Jasper Johns in his Connecticut Studio, 2005; below: Scent, oil and encaustic on canvas, 72 x 126 inches, 1973-74
Re Marco Casentini, I first saw his work at the Armory Show in New York last March. I liked it, and said so in "Back For More: The Art Fairs in New York," a report I posted on my website. He was at the booth of the Richard Levy Gallery, an Albuquerque gallery whose program of geometric, reductive, abstract painters and sculptors is strong and well edited. I’m glad you included Casentini's website so that I can see more, because I didn’t see him on the Levy Gallery site. Do you know him?
Apropos of the art fairs, at last December’s Art Basel Miami, I loved the work of the German artist Imi Knobel. He makes low-relief constructions in painted aluminum that read like paintings. Paintings? Sculptures? Tomato, tomahto.

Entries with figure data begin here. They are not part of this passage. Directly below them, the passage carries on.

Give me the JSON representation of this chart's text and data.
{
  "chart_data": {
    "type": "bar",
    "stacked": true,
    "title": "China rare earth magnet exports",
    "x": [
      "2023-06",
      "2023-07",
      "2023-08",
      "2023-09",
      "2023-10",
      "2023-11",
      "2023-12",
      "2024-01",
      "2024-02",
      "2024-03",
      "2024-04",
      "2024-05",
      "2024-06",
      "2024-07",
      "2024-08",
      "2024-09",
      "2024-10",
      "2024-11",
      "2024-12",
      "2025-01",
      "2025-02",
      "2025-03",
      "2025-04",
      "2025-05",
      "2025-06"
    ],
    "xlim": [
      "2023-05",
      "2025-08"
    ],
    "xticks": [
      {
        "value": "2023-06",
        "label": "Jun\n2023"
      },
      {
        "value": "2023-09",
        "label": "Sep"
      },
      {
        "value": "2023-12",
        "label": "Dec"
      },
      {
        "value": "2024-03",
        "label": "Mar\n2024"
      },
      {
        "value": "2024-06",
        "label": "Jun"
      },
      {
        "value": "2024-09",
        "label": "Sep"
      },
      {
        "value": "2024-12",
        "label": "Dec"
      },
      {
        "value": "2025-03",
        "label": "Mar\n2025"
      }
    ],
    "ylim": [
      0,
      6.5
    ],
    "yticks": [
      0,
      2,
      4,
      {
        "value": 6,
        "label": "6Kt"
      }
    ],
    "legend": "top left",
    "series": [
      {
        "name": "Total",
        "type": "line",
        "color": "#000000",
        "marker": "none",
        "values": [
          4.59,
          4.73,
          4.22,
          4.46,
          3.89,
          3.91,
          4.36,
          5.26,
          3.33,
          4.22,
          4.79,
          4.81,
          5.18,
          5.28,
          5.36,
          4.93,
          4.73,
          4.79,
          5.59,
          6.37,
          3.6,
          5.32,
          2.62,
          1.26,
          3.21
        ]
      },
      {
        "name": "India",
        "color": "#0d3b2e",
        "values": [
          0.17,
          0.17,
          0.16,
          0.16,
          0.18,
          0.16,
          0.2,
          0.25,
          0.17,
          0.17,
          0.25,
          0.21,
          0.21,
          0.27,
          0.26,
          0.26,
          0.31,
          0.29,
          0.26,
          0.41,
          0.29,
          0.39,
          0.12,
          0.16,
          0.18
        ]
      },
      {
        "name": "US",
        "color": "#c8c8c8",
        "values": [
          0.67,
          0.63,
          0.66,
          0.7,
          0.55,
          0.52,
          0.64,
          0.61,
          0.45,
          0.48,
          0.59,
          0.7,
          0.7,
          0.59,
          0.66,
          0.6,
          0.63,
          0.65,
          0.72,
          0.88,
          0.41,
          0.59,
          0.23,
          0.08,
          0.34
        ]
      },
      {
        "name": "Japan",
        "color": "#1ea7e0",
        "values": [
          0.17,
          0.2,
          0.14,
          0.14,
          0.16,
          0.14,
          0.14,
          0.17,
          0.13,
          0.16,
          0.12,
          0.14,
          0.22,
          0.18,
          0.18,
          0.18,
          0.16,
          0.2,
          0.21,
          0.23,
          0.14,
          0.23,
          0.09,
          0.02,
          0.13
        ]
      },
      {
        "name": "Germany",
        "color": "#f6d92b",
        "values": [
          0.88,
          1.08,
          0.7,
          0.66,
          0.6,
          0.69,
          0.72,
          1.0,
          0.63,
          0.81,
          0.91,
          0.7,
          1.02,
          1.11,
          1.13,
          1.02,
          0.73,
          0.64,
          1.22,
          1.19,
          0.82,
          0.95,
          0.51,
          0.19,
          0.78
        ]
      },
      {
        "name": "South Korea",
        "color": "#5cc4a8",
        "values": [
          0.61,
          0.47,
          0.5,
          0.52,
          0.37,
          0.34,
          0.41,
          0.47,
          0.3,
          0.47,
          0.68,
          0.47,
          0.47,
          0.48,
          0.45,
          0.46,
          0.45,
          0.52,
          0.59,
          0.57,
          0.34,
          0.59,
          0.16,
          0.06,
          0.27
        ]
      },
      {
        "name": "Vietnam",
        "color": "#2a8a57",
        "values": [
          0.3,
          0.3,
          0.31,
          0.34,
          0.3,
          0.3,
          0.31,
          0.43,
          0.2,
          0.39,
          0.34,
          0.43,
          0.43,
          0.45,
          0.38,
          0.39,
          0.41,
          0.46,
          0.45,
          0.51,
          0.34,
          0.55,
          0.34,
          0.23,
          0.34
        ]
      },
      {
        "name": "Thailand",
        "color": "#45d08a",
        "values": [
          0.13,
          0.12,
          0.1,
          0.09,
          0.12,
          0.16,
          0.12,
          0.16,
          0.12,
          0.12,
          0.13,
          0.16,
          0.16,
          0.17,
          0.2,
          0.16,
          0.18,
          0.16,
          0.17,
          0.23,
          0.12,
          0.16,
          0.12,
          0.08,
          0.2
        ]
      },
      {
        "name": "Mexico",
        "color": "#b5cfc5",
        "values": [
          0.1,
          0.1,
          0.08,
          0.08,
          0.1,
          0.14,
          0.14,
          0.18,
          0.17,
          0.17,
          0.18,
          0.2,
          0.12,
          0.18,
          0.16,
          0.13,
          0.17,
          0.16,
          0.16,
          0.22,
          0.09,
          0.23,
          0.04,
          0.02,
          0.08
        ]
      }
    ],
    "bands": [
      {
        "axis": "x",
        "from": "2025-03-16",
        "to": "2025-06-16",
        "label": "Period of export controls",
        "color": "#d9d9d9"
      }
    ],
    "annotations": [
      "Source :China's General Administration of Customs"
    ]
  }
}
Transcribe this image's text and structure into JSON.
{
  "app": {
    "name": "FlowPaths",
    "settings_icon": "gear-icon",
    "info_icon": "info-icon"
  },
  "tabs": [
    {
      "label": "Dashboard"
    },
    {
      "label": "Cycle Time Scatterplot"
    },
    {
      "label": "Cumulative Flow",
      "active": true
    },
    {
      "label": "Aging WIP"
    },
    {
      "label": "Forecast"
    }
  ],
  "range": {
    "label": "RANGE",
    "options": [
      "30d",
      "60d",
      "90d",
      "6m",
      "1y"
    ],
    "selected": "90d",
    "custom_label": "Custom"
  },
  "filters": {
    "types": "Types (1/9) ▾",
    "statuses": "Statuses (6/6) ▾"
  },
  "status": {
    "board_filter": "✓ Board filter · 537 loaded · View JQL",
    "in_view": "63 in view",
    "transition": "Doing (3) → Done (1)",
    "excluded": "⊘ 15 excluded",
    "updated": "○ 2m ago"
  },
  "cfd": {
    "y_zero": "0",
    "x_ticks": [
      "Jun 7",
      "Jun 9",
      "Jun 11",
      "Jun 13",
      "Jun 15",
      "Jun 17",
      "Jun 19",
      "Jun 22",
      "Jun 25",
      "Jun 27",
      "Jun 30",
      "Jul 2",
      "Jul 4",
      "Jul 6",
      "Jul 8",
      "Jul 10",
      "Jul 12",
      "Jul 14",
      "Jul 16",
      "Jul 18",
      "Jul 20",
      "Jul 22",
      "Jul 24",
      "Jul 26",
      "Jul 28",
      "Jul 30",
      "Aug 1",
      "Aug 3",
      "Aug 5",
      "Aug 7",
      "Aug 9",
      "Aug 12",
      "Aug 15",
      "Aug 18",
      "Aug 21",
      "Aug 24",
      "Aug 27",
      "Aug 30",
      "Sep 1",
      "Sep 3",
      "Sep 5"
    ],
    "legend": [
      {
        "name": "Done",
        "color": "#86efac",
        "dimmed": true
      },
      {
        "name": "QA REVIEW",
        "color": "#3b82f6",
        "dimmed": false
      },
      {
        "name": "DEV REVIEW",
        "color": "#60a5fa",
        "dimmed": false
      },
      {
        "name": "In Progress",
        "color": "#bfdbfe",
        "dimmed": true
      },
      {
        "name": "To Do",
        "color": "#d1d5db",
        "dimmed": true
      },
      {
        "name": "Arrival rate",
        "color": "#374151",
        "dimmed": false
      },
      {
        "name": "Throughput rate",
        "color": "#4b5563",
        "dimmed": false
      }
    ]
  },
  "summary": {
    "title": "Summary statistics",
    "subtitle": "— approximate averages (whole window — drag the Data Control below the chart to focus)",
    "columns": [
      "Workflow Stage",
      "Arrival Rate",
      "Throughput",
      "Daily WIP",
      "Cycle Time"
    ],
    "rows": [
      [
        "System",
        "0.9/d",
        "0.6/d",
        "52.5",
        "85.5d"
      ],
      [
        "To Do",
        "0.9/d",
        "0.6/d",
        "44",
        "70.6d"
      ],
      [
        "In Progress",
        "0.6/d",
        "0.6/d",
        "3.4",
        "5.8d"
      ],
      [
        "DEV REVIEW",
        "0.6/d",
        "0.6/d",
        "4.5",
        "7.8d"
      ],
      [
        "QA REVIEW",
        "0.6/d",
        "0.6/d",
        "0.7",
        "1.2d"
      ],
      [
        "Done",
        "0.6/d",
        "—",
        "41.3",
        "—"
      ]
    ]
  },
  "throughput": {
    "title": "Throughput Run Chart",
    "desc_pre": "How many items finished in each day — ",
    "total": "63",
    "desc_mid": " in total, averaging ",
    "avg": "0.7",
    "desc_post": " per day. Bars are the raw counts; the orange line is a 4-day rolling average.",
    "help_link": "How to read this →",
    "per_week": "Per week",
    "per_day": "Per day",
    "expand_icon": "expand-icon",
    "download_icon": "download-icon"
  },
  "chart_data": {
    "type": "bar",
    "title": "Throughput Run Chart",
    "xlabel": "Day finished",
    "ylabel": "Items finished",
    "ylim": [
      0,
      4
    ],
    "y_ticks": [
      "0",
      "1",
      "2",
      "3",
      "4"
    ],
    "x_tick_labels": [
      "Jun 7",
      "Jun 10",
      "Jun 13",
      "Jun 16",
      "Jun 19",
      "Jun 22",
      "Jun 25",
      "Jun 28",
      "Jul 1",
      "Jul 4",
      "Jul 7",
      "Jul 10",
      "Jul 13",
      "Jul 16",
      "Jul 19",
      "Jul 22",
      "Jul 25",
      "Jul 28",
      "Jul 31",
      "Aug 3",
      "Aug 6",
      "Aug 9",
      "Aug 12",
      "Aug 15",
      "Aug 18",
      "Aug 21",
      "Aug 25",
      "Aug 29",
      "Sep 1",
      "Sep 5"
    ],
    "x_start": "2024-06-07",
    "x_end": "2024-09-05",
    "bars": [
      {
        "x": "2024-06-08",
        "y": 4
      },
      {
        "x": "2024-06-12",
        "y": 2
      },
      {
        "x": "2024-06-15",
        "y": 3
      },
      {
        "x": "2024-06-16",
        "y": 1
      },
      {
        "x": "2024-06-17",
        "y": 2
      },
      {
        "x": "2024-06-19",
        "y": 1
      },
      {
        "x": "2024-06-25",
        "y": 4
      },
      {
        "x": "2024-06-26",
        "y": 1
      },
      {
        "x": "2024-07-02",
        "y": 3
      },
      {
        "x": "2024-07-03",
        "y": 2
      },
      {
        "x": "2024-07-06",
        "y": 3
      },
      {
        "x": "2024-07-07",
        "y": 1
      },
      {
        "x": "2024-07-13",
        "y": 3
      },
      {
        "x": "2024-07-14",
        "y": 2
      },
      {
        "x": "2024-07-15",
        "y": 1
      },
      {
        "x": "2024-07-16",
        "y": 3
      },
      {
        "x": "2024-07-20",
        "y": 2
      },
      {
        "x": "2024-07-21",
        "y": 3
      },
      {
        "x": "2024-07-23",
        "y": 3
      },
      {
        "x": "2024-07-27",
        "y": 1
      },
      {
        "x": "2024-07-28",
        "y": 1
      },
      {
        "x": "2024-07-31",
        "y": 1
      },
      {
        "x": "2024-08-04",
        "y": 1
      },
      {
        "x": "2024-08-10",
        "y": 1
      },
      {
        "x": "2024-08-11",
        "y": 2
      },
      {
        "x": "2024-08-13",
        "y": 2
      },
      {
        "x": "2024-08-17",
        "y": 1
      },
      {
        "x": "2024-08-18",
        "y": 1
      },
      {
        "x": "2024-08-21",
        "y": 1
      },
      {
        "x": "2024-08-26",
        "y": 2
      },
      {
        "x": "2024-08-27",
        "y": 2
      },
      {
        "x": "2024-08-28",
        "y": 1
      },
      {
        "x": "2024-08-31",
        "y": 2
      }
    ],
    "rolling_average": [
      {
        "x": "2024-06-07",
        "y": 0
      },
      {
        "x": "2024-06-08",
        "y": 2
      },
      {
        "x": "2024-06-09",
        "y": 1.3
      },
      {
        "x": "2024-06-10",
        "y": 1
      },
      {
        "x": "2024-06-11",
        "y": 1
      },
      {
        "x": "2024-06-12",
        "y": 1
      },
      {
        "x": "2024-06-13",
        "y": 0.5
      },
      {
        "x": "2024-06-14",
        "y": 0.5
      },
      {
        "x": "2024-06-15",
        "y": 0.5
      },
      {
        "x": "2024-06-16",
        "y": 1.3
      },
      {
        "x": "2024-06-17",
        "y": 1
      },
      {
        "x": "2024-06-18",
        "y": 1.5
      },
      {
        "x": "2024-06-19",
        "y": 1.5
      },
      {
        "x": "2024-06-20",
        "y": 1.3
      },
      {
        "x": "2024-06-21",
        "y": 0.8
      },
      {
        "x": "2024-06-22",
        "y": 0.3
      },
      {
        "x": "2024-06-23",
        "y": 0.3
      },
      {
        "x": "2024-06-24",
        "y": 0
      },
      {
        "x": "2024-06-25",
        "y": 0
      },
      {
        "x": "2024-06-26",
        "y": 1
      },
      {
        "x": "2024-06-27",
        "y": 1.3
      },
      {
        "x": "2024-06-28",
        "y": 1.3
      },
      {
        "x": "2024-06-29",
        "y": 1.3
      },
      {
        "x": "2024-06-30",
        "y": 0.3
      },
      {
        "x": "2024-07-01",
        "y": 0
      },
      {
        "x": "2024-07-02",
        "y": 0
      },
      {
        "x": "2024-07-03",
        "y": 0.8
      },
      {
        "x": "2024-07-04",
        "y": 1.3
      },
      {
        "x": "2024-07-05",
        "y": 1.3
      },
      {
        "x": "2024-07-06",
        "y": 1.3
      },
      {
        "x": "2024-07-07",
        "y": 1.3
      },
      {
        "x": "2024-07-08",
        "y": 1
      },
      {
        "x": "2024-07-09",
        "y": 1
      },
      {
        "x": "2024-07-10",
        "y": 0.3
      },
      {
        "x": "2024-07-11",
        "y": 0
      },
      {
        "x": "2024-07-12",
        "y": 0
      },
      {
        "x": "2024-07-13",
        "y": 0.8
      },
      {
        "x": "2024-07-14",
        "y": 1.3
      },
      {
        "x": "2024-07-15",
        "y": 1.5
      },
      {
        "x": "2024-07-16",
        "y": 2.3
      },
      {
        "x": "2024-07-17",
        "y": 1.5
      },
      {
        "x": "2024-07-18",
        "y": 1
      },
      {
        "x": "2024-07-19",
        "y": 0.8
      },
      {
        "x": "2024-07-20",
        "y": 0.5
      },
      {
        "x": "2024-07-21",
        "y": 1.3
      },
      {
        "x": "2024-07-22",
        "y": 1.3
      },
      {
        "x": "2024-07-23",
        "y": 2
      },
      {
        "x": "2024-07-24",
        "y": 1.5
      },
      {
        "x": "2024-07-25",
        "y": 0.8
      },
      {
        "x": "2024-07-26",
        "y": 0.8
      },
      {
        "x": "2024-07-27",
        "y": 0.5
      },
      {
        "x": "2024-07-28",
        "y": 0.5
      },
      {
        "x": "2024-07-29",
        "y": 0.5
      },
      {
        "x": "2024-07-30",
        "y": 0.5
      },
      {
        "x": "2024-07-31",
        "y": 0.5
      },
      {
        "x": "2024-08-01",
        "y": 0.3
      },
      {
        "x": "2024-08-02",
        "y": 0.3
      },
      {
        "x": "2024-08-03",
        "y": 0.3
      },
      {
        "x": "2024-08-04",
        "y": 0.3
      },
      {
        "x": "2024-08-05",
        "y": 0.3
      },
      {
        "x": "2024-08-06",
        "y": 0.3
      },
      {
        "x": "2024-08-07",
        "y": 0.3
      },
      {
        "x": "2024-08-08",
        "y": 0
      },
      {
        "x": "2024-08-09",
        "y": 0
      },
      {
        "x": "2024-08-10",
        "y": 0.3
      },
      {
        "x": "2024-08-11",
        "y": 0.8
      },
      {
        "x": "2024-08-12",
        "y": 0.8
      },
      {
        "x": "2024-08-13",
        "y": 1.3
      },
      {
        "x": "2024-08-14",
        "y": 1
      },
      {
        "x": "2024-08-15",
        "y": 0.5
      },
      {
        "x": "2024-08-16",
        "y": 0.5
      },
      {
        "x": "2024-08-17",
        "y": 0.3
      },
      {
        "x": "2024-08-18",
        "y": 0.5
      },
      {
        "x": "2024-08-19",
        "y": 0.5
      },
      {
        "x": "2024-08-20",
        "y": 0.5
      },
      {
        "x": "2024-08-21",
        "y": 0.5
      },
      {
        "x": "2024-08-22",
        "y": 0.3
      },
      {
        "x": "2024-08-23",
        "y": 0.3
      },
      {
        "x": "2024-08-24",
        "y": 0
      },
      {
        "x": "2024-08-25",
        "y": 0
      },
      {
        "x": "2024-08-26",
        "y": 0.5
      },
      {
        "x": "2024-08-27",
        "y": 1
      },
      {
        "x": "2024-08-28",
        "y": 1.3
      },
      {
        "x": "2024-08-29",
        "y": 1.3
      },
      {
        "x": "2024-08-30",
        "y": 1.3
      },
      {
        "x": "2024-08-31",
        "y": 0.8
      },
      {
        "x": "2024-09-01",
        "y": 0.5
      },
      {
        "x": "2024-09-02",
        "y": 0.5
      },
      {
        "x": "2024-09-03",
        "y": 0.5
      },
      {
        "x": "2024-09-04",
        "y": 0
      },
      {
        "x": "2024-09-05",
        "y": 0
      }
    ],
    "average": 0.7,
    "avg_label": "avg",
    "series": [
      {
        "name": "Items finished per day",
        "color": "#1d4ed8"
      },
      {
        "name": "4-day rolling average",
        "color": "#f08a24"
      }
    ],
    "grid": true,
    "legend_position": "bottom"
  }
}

Imi Knoebel, Illia, acrylic/aluminum, 119 x 118 x 4 inches, 2002
I mentioned Knoebel on my "Joanne Goes to Miami" report. It was a brief note, the context of which was the Art Basel/Miami fair. You can see more images of his work if you click onto this link: Imi Knoebel
Chris, I have to tell you: This dialog is more compelling, more fruitful and certainly more frequent than I’d imagined it would be!